Burns Night Supper . . .

All ready at Allendale Village hall for an evening of Burns memories

A couple of months in the preparation, last night, Saturday the 26th, was the night for the Allendale Lions Club special Burns Night Supper, which is usually an annual fund-raising affair.

Burns Suppers come in a vast variety of shapes and sizes, but to be de rigeur, you really should have a piper, the Selkirk Grace, and the speeches: The Address to the Haggis; The Immortal Memory; The Toast to the Lassies; The Response of the Lassies; before the evening develops into an inebriated free-for-all that might rival Tam O’Shanter’s escapade on his night out. In addition, of course, to the haggises themselves (those strange pot-bellied creatures with one sided short legs, one sided long, the better to creep around the wee bit hills and glens, of course), the neeps and tatties, and if you’re lucky, cockaleekie soup for starters and cranachan cheese cake for afters. Yum! We need not talk about the whisky, of which too many tots are inevitably consumed, of course.

I remember Burns Night suppers in Allendale with everyone blissfully standing on their chairs to link arms for Auld Lang Syne, or the immortal Billy Thompson reciting Tam O’Shanter faithfully from memory, holding the assemblage spell-bound. Or the late great Tony Brennan blaming the water for the idiosyncracies exhibited by Allendale residents. Other years there’s been excitable ceilidhs, or more prosaically a piper emanating ghostlike from the sound system (not the same at all as the real thing). Of course, it’s all in a grand two hundred year old tradition, and the event shows no signs of abating.

But the one last night was special for me, since I was the cause of a hiatus last year, and so as punishment I was delegated to deliver the Immortal Memory for the second time in my life. Now two years ago, I’d taken a reckless risk to deliver the first trans-gender inclusive, non-binary ‘Toast to the Lassies’ ever heard in Allendale, but the good folks took it all in with the normal tolerance we’ve grown to expect here, so I hoped that the 70 odd guests expected (thanks to the efforts of Sylvia Milburn, probably the best event recruiter/ticket seller in the village) at the New Hall last night might be ready for a lateral-minded ‘Memory’. The hall was certainly ready for them.

72 place settings filled the New Hall to capacity

I knew I had to wait, gulping water and being cheerfully sober, while everyone else was enjoying their whisky toasts — Liz Sandison delivering a fine and diverting Address to the Haggis after Chris Bacon marched up and down with stirring, skirling pipes, and Anna Harrison capably presented the ‘chieftain of the pudding race’.

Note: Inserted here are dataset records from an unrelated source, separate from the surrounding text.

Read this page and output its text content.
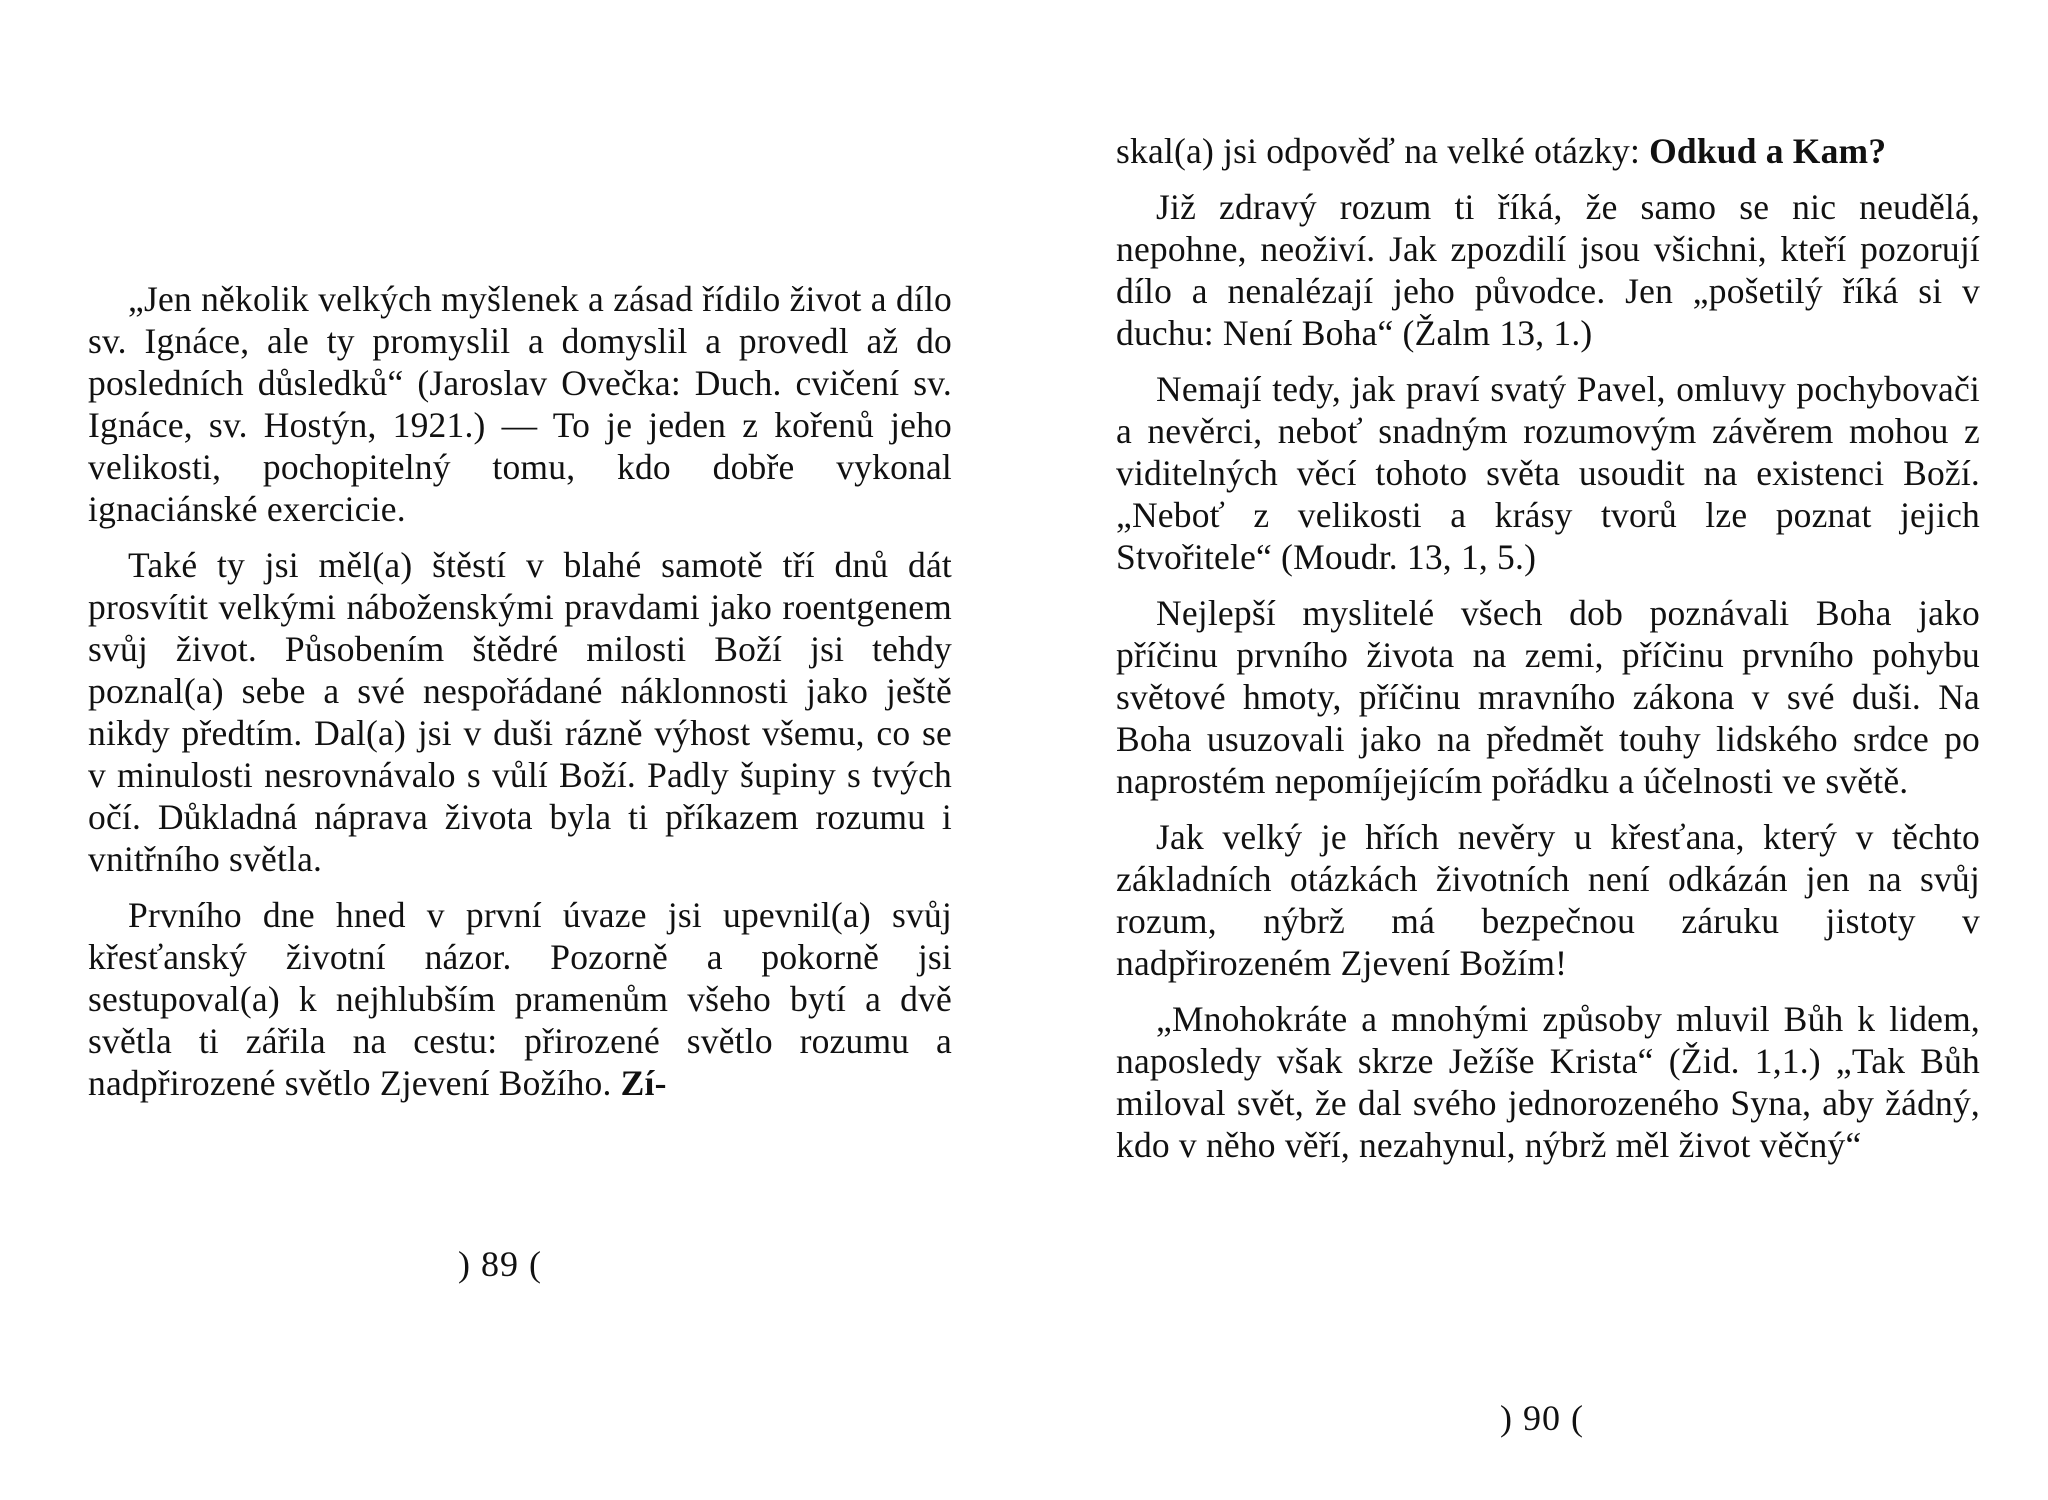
„Jen několik velkých myšlenek a zásad řídilo život a dílo sv. Ignáce, ale ty promyslil a domyslil a provedl až do posledních důsledků“ (Jaroslav Ovečka: Duch. cvičení sv. Ignáce, sv. Hostýn, 1921.) — To je jeden z kořenů jeho velikosti, pochopitelný tomu, kdo dobře vykonal ignaciánské exercicie.

Také ty jsi měl(a) štěstí v blahé samotě tří dnů dát prosvítit velkými náboženskými pravdami jako roentgenem svůj život. Působením štědré milosti Boží jsi tehdy poznal(a) sebe a své nespořádané náklonnosti jako ještě nikdy předtím. Dal(a) jsi v duši rázně výhost všemu, co se v minulosti nesrovnávalo s vůlí Boží. Padly šupiny s tvých očí. Důkladná náprava života byla ti příkazem rozumu i vnitřního světla.

Prvního dne hned v první úvaze jsi upevnil(a) svůj křesťanský životní názor. Pozorně a pokorně jsi sestupoval(a) k nejhlubším pramenům všeho bytí a dvě světla ti zářila na cestu: přirozené světlo rozumu a nadpřirozené světlo Zjevení Božího. Zí-

) 89 (

skal(a) jsi odpověď na velké otázky: Odkud a Kam?

Již zdravý rozum ti říká, že samo se nic neudělá, nepohne, neoživí. Jak zpozdilí jsou všichni, kteří pozorují dílo a nenalézají jeho původce. Jen „pošetilý říká si v duchu: Není Boha“ (Žalm 13, 1.)

Nemají tedy, jak praví svatý Pavel, omluvy pochybovači a nevěrci, neboť snadným rozumovým závěrem mohou z viditelných věcí tohoto světa usoudit na existenci Boží. „Neboť z velikosti a krásy tvorů lze poznat jejich Stvořitele“ (Moudr. 13, 1, 5.)

Nejlepší myslitelé všech dob poznávali Boha jako příčinu prvního života na zemi, příčinu prvního pohybu světové hmoty, příčinu mravního zákona v své duši. Na Boha usuzovali jako na předmět touhy lidského srdce po naprostém nepomíjejícím pořádku a účelnosti ve světě.

Jak velký je hřích nevěry u křesťana, který v těchto základních otázkách životních není odkázán jen na svůj rozum, nýbrž má bezpečnou záruku jistoty v nadpřirozeném Zjevení Božím!

„Mnohokráte a mnohými způsoby mluvil Bůh k lidem, naposledy však skrze Ježíše Krista“ (Žid. 1,1.) „Tak Bůh miloval svět, že dal svého jednorozeného Syna, aby žádný, kdo v něho věří, nezahynul, nýbrž měl život věčný“

) 90 (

But then, finally for me, with my heart in my throat, I did have fun delivering the little address, because I got to chat about the emergence of heritage, of culture, from the most unlikely places, as championed by the most unlikely people. More than two centuries ago Robert Burns was His Majesty’s Excise man, but he still collected his countrymen’s Scottish dialect, building his immortal poetry from the language of dispossessed folks who lost their crofts and small-holding tenancies during the Highland and Islands Clearances. By comparison, in our lifetime, Billy Connolly assimilated the Glasgow sweary culture from his upbringing in the slums next to the River Clyde and the ship-building industry, and his comedy immortalises that vibrant heritage too, emerging just as the slums were cleared, and the ship-building died. I finished somewhat obscurely with the Vulcan blessing ‘Live long and prosper’, something Robbie Burns forgot to do but Billy Conolly accomplished so well. Everyone was a bit stunned, but very gracious in chats afterwards, though several opined that they’d never quite heard an Immortal Memory like that before. Mission accomplished then. A small sip of whisky slipped easily down.

John Hill and Catherine Stirling Hill raised the intellectual bar, thereafter, with apt readings of some of Robbie Burns’ poems in their toast to, and response of, the lassies, and the evening with all its trimmings proved to be a sumptuous affair of wonderful food (oh, the food! The cockaleekie soup was such a surprise, with ultra-tasty broth, copious chicken chunks, succulent prunes, and of course, it was only the very best haggis from MacSween, with dollops of freshly mashed neeps and tatties and lashings of super-smooth gravy, followed by the most unctuous Cranachan cheesecake, all carefully prepared by Carrie Winger), presented with delightful service by the Harrison and Baynes families, and able assistance in the kitchen from Bruce Martin, lashings of whisky and beer and wine provided by Steven Blair of the Allendale Inn as cheerfully tended by Amy Summer, hearty song led by a nearly worn-out Carrie, and special pieces from the floor, with thought-provoking stimulation all around. And Nigel, at the end an ever-so-slightly wasted compère, gave me a big kiss, so it must have been quite a night!

Perhaps, in like vein somehow, in this little diary effort over the coming months, we together, contributors and readers alike, can also realise something of the vibrant cultural life that binds us together here in Allendale in a shared perspective. No point in aiming low, after all!